If you’ve gotten through all of the steps above, you’re ready to run the whole shebang.

> docker compose up

This will start all of the other necessary containers, including rails and sidekiq. Everything should be able to recognize and connect to postgres and redis. We’re in the home stretch.

But if you try to reach rails directly in your browser by going to https://localhost:3000, you’ll get this cryptic error.

ERROR -- : [ActionDispatch::HostAuthorization::DefaultResponseApp] Blocked hosts: localhost:3000

It took me a while to track this down. It’s a nice security feature built into rails. When running in production, you need to configure a whitelist of domains that rails will run under. If it receives request headers that don’t match those domains, it produces this error. This prevents certain attacks like dns rebinding. (Which I also learned about at the same time)

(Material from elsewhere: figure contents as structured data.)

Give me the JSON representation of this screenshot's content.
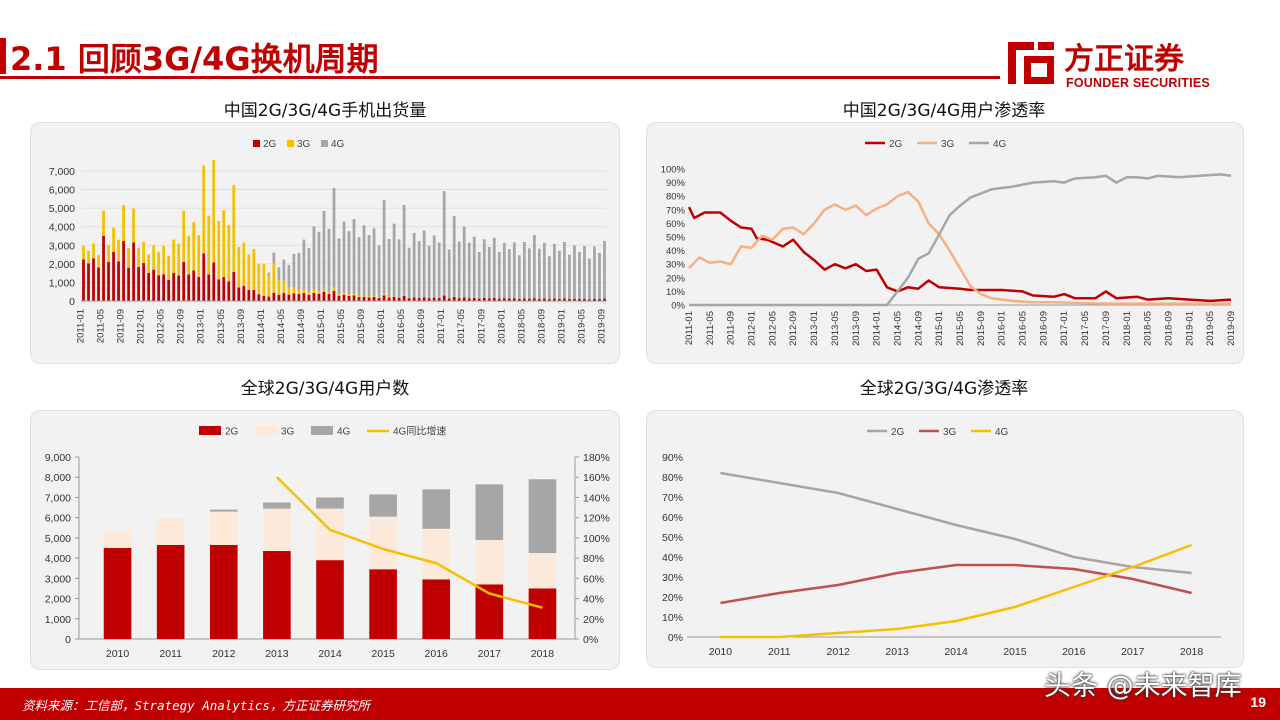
{
  "page": {
    "title": "2.1 回顾3G/4G换机周期",
    "logo_cn": "方正证券",
    "logo_en": "FOUNDER SECURITIES",
    "source": "资料来源：工信部，Strategy Analytics，方正证券研究所",
    "page_number": "19",
    "watermark": "头条 @未来智库",
    "colors": {
      "brand_red": "#c00000",
      "series_2g": "#c00000",
      "series_3g": "#f5c000",
      "series_4g": "#a6a6a6"
    }
  },
  "chart_data": [
    {
      "id": "cn-shipments",
      "type": "bar",
      "stacked": true,
      "title": "中国2G/3G/4G手机出货量",
      "x_labels": [
        "2011-01",
        "2011-05",
        "2011-09",
        "2012-01",
        "2012-05",
        "2012-09",
        "2013-01",
        "2013-05",
        "2013-09",
        "2014-01",
        "2014-05",
        "2014-09",
        "2015-01",
        "2015-05",
        "2015-09",
        "2016-01",
        "2016-05",
        "2016-09",
        "2017-01",
        "2017-05",
        "2017-09",
        "2018-01",
        "2018-05",
        "2018-09",
        "2019-01",
        "2019-05",
        "2019-09"
      ],
      "months": 105,
      "ylim": [
        0,
        7000
      ],
      "yticks": [
        "0",
        "1,000",
        "2,000",
        "3,000",
        "4,000",
        "5,000",
        "6,000",
        "7,000"
      ],
      "legend": [
        "2G",
        "3G",
        "4G"
      ],
      "legend_position": "top",
      "anchors": {
        "g2": [
          [
            0,
            2500
          ],
          [
            8,
            2700
          ],
          [
            16,
            1600
          ],
          [
            24,
            1900
          ],
          [
            30,
            1200
          ],
          [
            36,
            300
          ],
          [
            40,
            450
          ],
          [
            48,
            500
          ],
          [
            56,
            250
          ],
          [
            64,
            220
          ],
          [
            72,
            200
          ],
          [
            80,
            180
          ],
          [
            90,
            150
          ],
          [
            104,
            130
          ]
        ],
        "g3": [
          [
            0,
            800
          ],
          [
            4,
            1000
          ],
          [
            8,
            1600
          ],
          [
            12,
            1200
          ],
          [
            16,
            1700
          ],
          [
            20,
            2300
          ],
          [
            24,
            3500
          ],
          [
            26,
            4400
          ],
          [
            28,
            4000
          ],
          [
            30,
            3600
          ],
          [
            32,
            2600
          ],
          [
            34,
            2200
          ],
          [
            36,
            1900
          ],
          [
            38,
            1300
          ],
          [
            40,
            700
          ],
          [
            42,
            350
          ],
          [
            44,
            200
          ],
          [
            48,
            150
          ],
          [
            56,
            80
          ],
          [
            64,
            20
          ],
          [
            104,
            0
          ]
        ],
        "g4": [
          [
            0,
            0
          ],
          [
            36,
            0
          ],
          [
            38,
            500
          ],
          [
            40,
            1200
          ],
          [
            42,
            2000
          ],
          [
            44,
            3000
          ],
          [
            46,
            3800
          ],
          [
            48,
            4200
          ],
          [
            50,
            4300
          ],
          [
            56,
            4200
          ],
          [
            60,
            3900
          ],
          [
            64,
            3900
          ],
          [
            70,
            3700
          ],
          [
            76,
            3800
          ],
          [
            80,
            3500
          ],
          [
            84,
            3300
          ],
          [
            90,
            3400
          ],
          [
            96,
            3200
          ],
          [
            104,
            3100
          ]
        ]
      },
      "amplitude": [
        0.9,
        0.8,
        0.9,
        0.7,
        0.9,
        0.8,
        1.0,
        0.8,
        0.9,
        0.7,
        0.9,
        0.8,
        0.95,
        0.75
      ],
      "spikes": [
        [
          4,
          1.35
        ],
        [
          8,
          1.2
        ],
        [
          10,
          1.3
        ],
        [
          20,
          1.2
        ],
        [
          24,
          1.35
        ],
        [
          26,
          1.25
        ],
        [
          30,
          1.3
        ],
        [
          38,
          1.2
        ],
        [
          50,
          1.25
        ],
        [
          60,
          1.3
        ],
        [
          64,
          1.25
        ],
        [
          72,
          1.5
        ],
        [
          74,
          1.15
        ]
      ]
    },
    {
      "id": "cn-penetration",
      "type": "line",
      "title": "中国2G/3G/4G用户渗透率",
      "x_labels": [
        "2011-01",
        "2011-05",
        "2011-09",
        "2012-01",
        "2012-05",
        "2012-09",
        "2013-01",
        "2013-05",
        "2013-09",
        "2014-01",
        "2014-05",
        "2014-09",
        "2015-01",
        "2015-05",
        "2015-09",
        "2016-01",
        "2016-05",
        "2016-09",
        "2017-01",
        "2017-05",
        "2017-09",
        "2018-01",
        "2018-05",
        "2018-09",
        "2019-01",
        "2019-05",
        "2019-09"
      ],
      "months": 105,
      "ylim": [
        0,
        100
      ],
      "yticks": [
        "0%",
        "10%",
        "20%",
        "30%",
        "40%",
        "50%",
        "60%",
        "70%",
        "80%",
        "90%",
        "100%"
      ],
      "legend_position": "top",
      "series": [
        {
          "name": "2G",
          "color": "#c00000",
          "points": [
            [
              0,
              72
            ],
            [
              1,
              64
            ],
            [
              3,
              68
            ],
            [
              6,
              68
            ],
            [
              8,
              62
            ],
            [
              10,
              57
            ],
            [
              12,
              56
            ],
            [
              13,
              49
            ],
            [
              15,
              48
            ],
            [
              18,
              43
            ],
            [
              20,
              48
            ],
            [
              22,
              39
            ],
            [
              24,
              33
            ],
            [
              26,
              26
            ],
            [
              28,
              30
            ],
            [
              30,
              27
            ],
            [
              32,
              30
            ],
            [
              34,
              25
            ],
            [
              36,
              26
            ],
            [
              38,
              13
            ],
            [
              40,
              10
            ],
            [
              42,
              13
            ],
            [
              44,
              12
            ],
            [
              46,
              18
            ],
            [
              48,
              13
            ],
            [
              52,
              12
            ],
            [
              54,
              11
            ],
            [
              60,
              11
            ],
            [
              64,
              10
            ],
            [
              66,
              7
            ],
            [
              70,
              6
            ],
            [
              72,
              8
            ],
            [
              74,
              5
            ],
            [
              78,
              5
            ],
            [
              80,
              10
            ],
            [
              82,
              5
            ],
            [
              86,
              6
            ],
            [
              88,
              4
            ],
            [
              92,
              5
            ],
            [
              96,
              4
            ],
            [
              100,
              3
            ],
            [
              104,
              4
            ]
          ]
        },
        {
          "name": "3G",
          "color": "#f4b183",
          "points": [
            [
              0,
              27
            ],
            [
              2,
              35
            ],
            [
              4,
              31
            ],
            [
              6,
              32
            ],
            [
              8,
              30
            ],
            [
              10,
              43
            ],
            [
              12,
              42
            ],
            [
              14,
              51
            ],
            [
              16,
              48
            ],
            [
              18,
              56
            ],
            [
              20,
              57
            ],
            [
              22,
              52
            ],
            [
              24,
              60
            ],
            [
              26,
              70
            ],
            [
              28,
              74
            ],
            [
              30,
              70
            ],
            [
              32,
              73
            ],
            [
              34,
              66
            ],
            [
              36,
              71
            ],
            [
              38,
              74
            ],
            [
              40,
              80
            ],
            [
              42,
              83
            ],
            [
              44,
              76
            ],
            [
              46,
              60
            ],
            [
              48,
              52
            ],
            [
              50,
              40
            ],
            [
              52,
              27
            ],
            [
              54,
              14
            ],
            [
              56,
              8
            ],
            [
              58,
              5
            ],
            [
              60,
              4
            ],
            [
              62,
              3
            ],
            [
              66,
              2
            ],
            [
              70,
              2
            ],
            [
              80,
              1
            ],
            [
              104,
              1
            ]
          ]
        },
        {
          "name": "4G",
          "color": "#a6a6a6",
          "points": [
            [
              0,
              0
            ],
            [
              38,
              0
            ],
            [
              40,
              10
            ],
            [
              42,
              20
            ],
            [
              44,
              34
            ],
            [
              46,
              38
            ],
            [
              48,
              52
            ],
            [
              50,
              66
            ],
            [
              52,
              73
            ],
            [
              54,
              79
            ],
            [
              56,
              82
            ],
            [
              58,
              85
            ],
            [
              60,
              86
            ],
            [
              62,
              87
            ],
            [
              66,
              90
            ],
            [
              70,
              91
            ],
            [
              72,
              90
            ],
            [
              74,
              93
            ],
            [
              78,
              94
            ],
            [
              80,
              95
            ],
            [
              82,
              90
            ],
            [
              84,
              94
            ],
            [
              86,
              94
            ],
            [
              88,
              93
            ],
            [
              90,
              95
            ],
            [
              94,
              94
            ],
            [
              98,
              95
            ],
            [
              102,
              96
            ],
            [
              104,
              95
            ]
          ]
        }
      ]
    },
    {
      "id": "global-users",
      "type": "bar",
      "stacked": true,
      "title": "全球2G/3G/4G用户数",
      "categories": [
        "2010",
        "2011",
        "2012",
        "2013",
        "2014",
        "2015",
        "2016",
        "2017",
        "2018"
      ],
      "series": [
        {
          "name": "2G",
          "color": "#c00000",
          "values": [
            4500,
            4650,
            4650,
            4350,
            3900,
            3450,
            2950,
            2700,
            2500
          ]
        },
        {
          "name": "3G",
          "color": "#fde9d9",
          "values": [
            850,
            1350,
            1650,
            2100,
            2550,
            2600,
            2500,
            2200,
            1750
          ]
        },
        {
          "name": "4G",
          "color": "#a6a6a6",
          "values": [
            0,
            0,
            100,
            300,
            550,
            1100,
            1950,
            2750,
            3650
          ]
        }
      ],
      "line": {
        "name": "4G同比增速",
        "color": "#f5c000",
        "values": [
          null,
          null,
          null,
          160,
          108,
          89,
          75,
          45,
          31
        ]
      },
      "ylim": [
        0,
        9000
      ],
      "yticks": [
        "0",
        "1,000",
        "2,000",
        "3,000",
        "4,000",
        "5,000",
        "6,000",
        "7,000",
        "8,000",
        "9,000"
      ],
      "y2lim": [
        0,
        180
      ],
      "y2ticks": [
        "0%",
        "20%",
        "40%",
        "60%",
        "80%",
        "100%",
        "120%",
        "140%",
        "160%",
        "180%"
      ],
      "legend_position": "top"
    },
    {
      "id": "global-penetration",
      "type": "line",
      "title": "全球2G/3G/4G渗透率",
      "categories": [
        "2010",
        "2011",
        "2012",
        "2013",
        "2014",
        "2015",
        "2016",
        "2017",
        "2018"
      ],
      "series": [
        {
          "name": "2G",
          "color": "#a6a6a6",
          "values": [
            82,
            77,
            72,
            64,
            56,
            49,
            40,
            35,
            32
          ]
        },
        {
          "name": "3G",
          "color": "#c0504d",
          "values": [
            17,
            22,
            26,
            32,
            36,
            36,
            34,
            29,
            22
          ]
        },
        {
          "name": "4G",
          "color": "#f5c000",
          "values": [
            0,
            0,
            2,
            4,
            8,
            15,
            25,
            35,
            46
          ]
        }
      ],
      "ylim": [
        0,
        90
      ],
      "yticks": [
        "0%",
        "10%",
        "20%",
        "30%",
        "40%",
        "50%",
        "60%",
        "70%",
        "80%",
        "90%"
      ],
      "legend_position": "top"
    }
  ]
}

If you set RAILS_ENV=development, then localhost is added to the whitelist by default. That’s convenient, and what we would expect from dev mode. But remember we’re not running in development mode quite yet. So this is a problem for us.

The nice thing is that mastodon has added a domain to the whitelist already. Whatever value you put in the LOCAL_DOMAIN field is recognized by rails. (In fact, if you just set this to localhost you might be good to go. Shoutout to Ben.) However, when you use an actual domain, then most modern web browsers force you to use HTTPS. This is another generally nice security feature that is getting in our way right now. So we need a way to use our LOCAL_DOMAIN, terminate SSL, and then proxy the request to the rails server running inside docker.

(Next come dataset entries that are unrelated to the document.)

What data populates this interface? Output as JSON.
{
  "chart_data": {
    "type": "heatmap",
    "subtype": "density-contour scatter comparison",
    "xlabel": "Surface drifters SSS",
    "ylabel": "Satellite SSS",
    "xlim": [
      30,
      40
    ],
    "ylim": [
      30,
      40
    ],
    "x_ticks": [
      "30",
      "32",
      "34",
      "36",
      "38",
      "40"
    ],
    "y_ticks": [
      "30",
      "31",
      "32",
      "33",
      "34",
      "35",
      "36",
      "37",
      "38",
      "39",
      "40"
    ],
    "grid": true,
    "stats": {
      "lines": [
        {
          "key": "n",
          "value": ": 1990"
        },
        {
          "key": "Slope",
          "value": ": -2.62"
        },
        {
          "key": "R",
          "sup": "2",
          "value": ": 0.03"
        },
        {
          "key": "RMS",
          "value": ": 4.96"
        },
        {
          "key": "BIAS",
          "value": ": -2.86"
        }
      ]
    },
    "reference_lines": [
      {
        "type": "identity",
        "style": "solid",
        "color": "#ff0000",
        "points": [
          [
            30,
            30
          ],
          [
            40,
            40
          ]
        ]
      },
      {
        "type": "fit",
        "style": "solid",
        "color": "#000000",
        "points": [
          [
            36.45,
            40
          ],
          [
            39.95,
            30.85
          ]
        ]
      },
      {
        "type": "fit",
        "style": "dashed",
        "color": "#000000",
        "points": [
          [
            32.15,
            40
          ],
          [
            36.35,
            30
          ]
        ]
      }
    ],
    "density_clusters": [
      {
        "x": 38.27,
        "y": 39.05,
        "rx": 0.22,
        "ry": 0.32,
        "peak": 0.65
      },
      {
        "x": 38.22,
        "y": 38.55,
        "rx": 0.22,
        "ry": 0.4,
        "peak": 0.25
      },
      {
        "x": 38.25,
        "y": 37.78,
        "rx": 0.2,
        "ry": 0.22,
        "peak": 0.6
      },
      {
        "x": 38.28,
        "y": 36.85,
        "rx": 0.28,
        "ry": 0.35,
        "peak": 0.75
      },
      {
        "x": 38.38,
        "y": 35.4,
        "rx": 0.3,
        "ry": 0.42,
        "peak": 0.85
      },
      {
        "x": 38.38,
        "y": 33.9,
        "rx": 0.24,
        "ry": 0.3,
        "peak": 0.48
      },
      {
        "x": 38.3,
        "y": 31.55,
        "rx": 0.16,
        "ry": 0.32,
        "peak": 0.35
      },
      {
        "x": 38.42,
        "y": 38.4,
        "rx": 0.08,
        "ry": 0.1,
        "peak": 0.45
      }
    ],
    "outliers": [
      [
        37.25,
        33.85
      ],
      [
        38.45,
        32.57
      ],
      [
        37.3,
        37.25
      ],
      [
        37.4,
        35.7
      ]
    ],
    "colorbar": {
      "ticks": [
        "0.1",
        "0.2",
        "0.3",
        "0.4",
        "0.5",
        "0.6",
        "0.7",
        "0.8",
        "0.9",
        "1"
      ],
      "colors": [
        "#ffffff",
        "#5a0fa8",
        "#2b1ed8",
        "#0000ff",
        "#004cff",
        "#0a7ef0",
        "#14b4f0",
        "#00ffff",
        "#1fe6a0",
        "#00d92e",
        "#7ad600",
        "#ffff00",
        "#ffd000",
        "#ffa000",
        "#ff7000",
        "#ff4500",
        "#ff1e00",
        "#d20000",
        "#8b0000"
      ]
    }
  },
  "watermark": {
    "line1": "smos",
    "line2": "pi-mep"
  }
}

That brings us to the last piece of the puzzle. Running caddy outside of docker.

Run a reverse proxy

The configuration for caddy is very basic. We put in our domain, we put in two reverse proxy entries. One for rails and one for the streaming server provided by node.js. Assuming you don’t need anything fancy, caddy provides SSL termination out of the box with no additional configuration.

# Caddyfile
polotek-social.local

reverse_proxy :3000
reverse_proxy /api/v1/streaming/* :4000

We put this in a file named Caddyfile in the root of our mastodon project, then in a new terminal window, start caddy.

> caddy run

Success?

If everything has gone as planned, you should be able to put your local mastodon domain in your browser and see the frontpage of mastodon!

A screenshot of a web browser. It shows the mastodon frontpage. The url in the address bar is https://polotek-social.local/explore.

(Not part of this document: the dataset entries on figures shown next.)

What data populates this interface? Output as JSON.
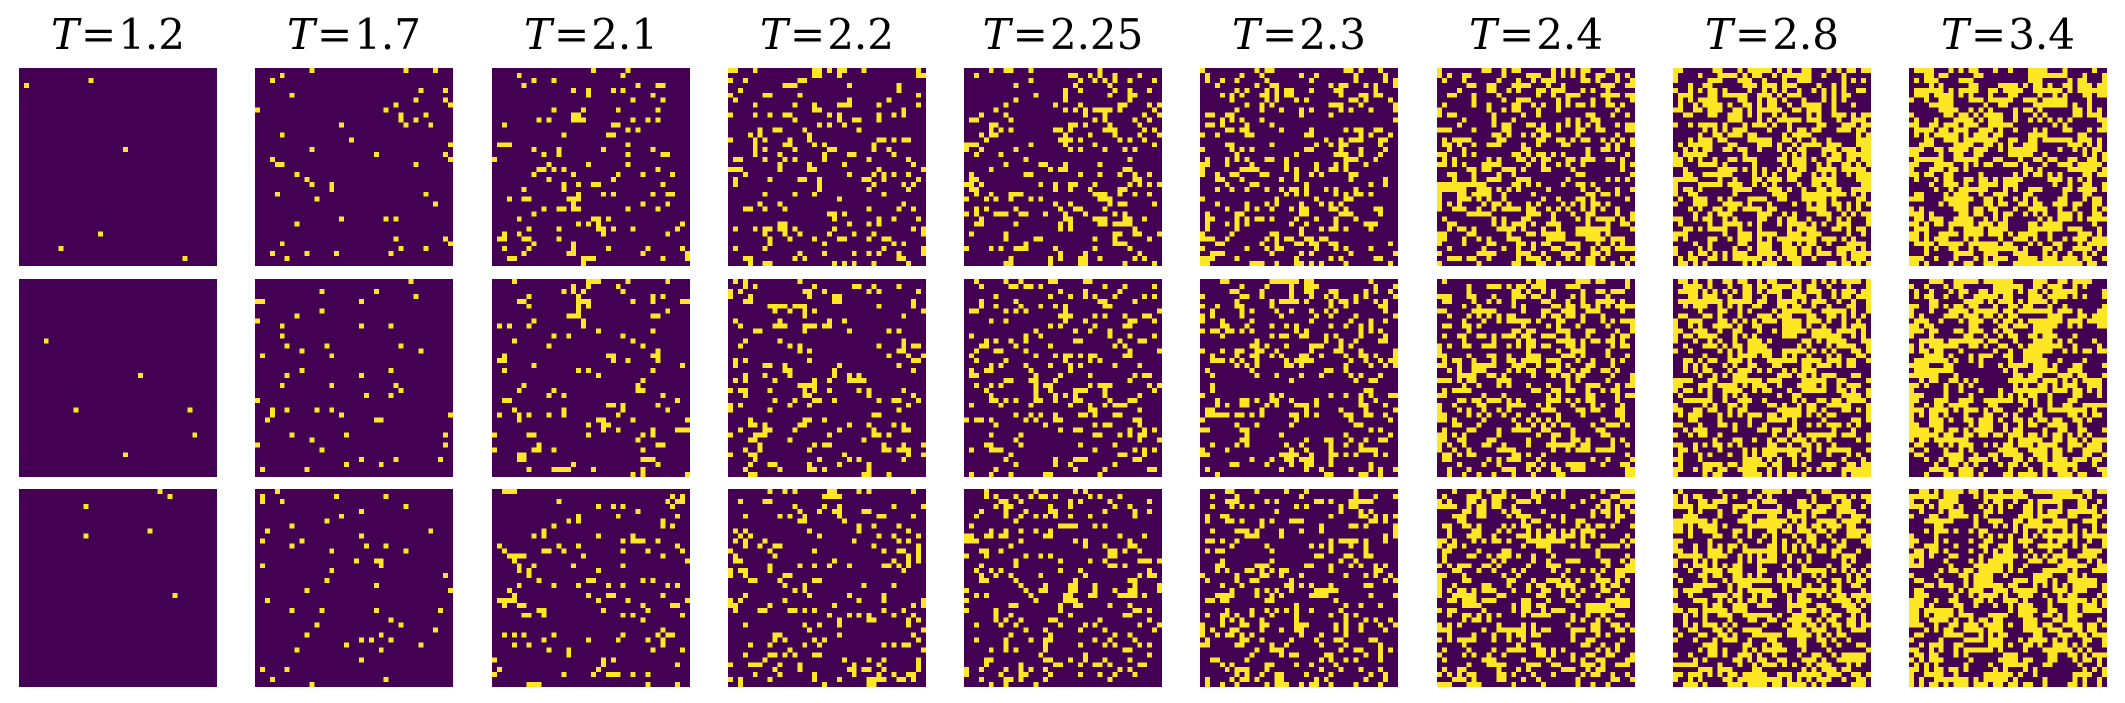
{
  "figure": {
    "columns": [
      {
        "var": "T",
        "eq": "=",
        "value": "1.2"
      },
      {
        "var": "T",
        "eq": "=",
        "value": "1.7"
      },
      {
        "var": "T",
        "eq": "=",
        "value": "2.1"
      },
      {
        "var": "T",
        "eq": "=",
        "value": "2.2"
      },
      {
        "var": "T",
        "eq": "=",
        "value": "2.25"
      },
      {
        "var": "T",
        "eq": "=",
        "value": "2.3"
      },
      {
        "var": "T",
        "eq": "=",
        "value": "2.4"
      },
      {
        "var": "T",
        "eq": "=",
        "value": "2.8"
      },
      {
        "var": "T",
        "eq": "=",
        "value": "3.4"
      }
    ],
    "rows": 3,
    "lattice_size": 40,
    "up_fraction_per_column": [
      0.004,
      0.035,
      0.09,
      0.14,
      0.17,
      0.22,
      0.35,
      0.48,
      0.5
    ],
    "cluster_tendency_per_column": [
      0.0,
      0.05,
      0.3,
      0.55,
      0.6,
      0.65,
      0.6,
      0.35,
      0.1
    ],
    "colors": {
      "spin_down": "#440154",
      "spin_up": "#fde725",
      "background": "#ffffff"
    }
  }
}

Mastodon frontpage running under local domain!

In the future, I’ll be looking at how to get actual accounts set up and how to see what we can see under the hood of mastodon. I’m sure I’ll work to make all of this more developement friendly to work with. But I learned a lot about mastodon just by getting this to run. I hope some of these changes can be contributed back to the main project in the future. Or at least serve as lessons that can be incorporated. I’d like to see it be easier for more people to get mastodon set up and start poking around.